結局、ティベリウス皇帝が心臓発作で倒れると、カリギュラは近衛隊長マクロと共に彼を殺害し、25歳の若さで皇帝に即位します。当初は治世に専念しているように見えましたが、権力という毒杯を飲んだ彼は次第に狂気を露わにします。側近たちを些細な言いがかりで粛清することはもちろん、実の妹ドルシラと近親相姦に及び、王妃カエソニア(ヘレン・ミレン演)が産んだ娘を息子だと強弁するなど、奇行を繰り返します。ドルシラが病死すると彼の狂気は暴走し始め、ついには皇室内部に巨大な売春宿を設けるという破格の行動に出ます。
超豪華キャストと歴代級の過激さの衝突
『カリギュラ』は制作当時から大きな話題を集めました。マルコム・マクダウェル、ピーター・オトゥール、ジョン・ギールグッドなど、当時最高の名優たちが集結した超豪華キャストのおかげでしたが、完成した映画の過激さは一般的な商業映画の枠を超え、ポルノ映画に匹敵するレベルでした。このため、米国での初公開時には等級審査を受けられず、無等級で上映されるという前代未聞の事態も発生しました。

内容面では、ローマ版イエロージャーナリズムと評されるスエトニウスの記録を中心に、セネカやディオの主張、一部の創作要素を混ぜ合わせ、ローマの退廃ぶりを赤裸々に描写しました。この過程で生じた露骨な性的描写は、映画を「ポルノ」と見なさせる決定的な要因となりました。
映画が奇妙な形態を帯びるようになった背景には、制作過程での深刻な対立がありました。初代監督のティント・ブラスは、物語と俳優の演技を重視する芸術的エロティシズムを追求しましたが、より刺激的な結果を求めたプロデューサーのボブ・グッチョーネ(『ペントハウス』誌の創刊者)との対立の末に解雇されました。
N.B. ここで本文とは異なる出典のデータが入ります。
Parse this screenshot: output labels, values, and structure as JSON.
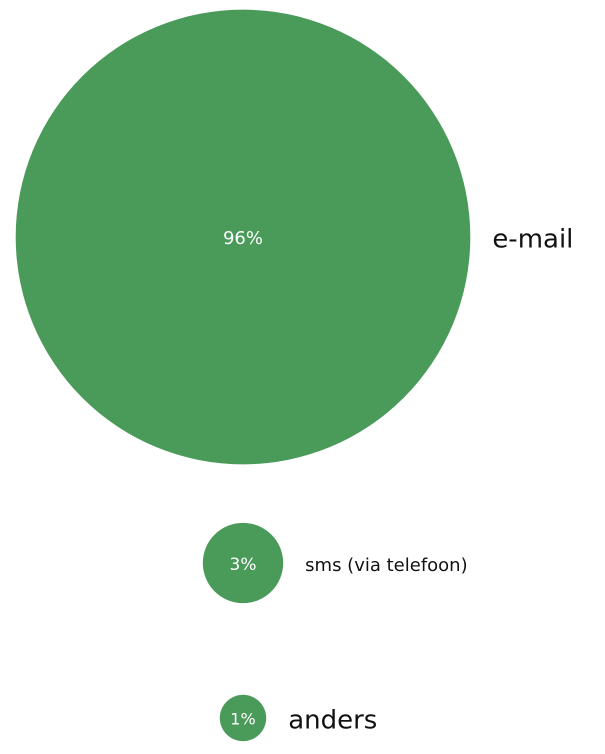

後任のフランコ・ロッセリーニ監督とジャンカルロ・ルイ監督も、映画をポルノに転落させることに反対してプロデューサーと対立し、次々と解任されました。結局、プロデューサーのグッチョーネが自らメガホンを取り、『ペントハウス』のモデルたちを動員してハードコアなシーンを追加撮影し、挿入しました。有名俳優が出演した芸術的なシークエンスと、プロデューサーが別途撮影した猥褻なシーンが混ざり合い、作品のアイデンティティは曖昧になりました。公開後、ティント・ブラス監督は自分の名前をクレジットから外すよう要求して憤慨し、俳優たちとの確執も絶えませんでした。
時代を先取りした芸術か、低俗な猥褻か
それにもかかわらず、『カリギュラ』を単なる低俗な映画と片付けることは難しいという見方もあります。しっかりとしたストーリーラインとキャラクターの深みのある内面描写、ローマ時代を完璧に再現した小道具は、映画としての完成度を支えています。特にマルコム・マクダウェルの狂気に満ちた演技は観客を圧倒し、一部の評論家は、露骨な性的描写さえもローマの退廃と皇帝の狂気を表現するための装置だったと評価しています。

韓国では馬光洙(マ・グァンス)教授が推薦映画リストに本作を挙げ、評論家のハ・ジェボンも露骨な露出シーンやネルウァの自殺シーンを絶賛し、映画の芸術的価値を高く評価したことがあります。プロデューサーの欲望によって映画的な一貫性は崩れてしまいましたが、『カリギュラ』は権力が人間をいかに怪物に変えるかを示す、最も赤裸々で独歩的な記録として映画史に残っています。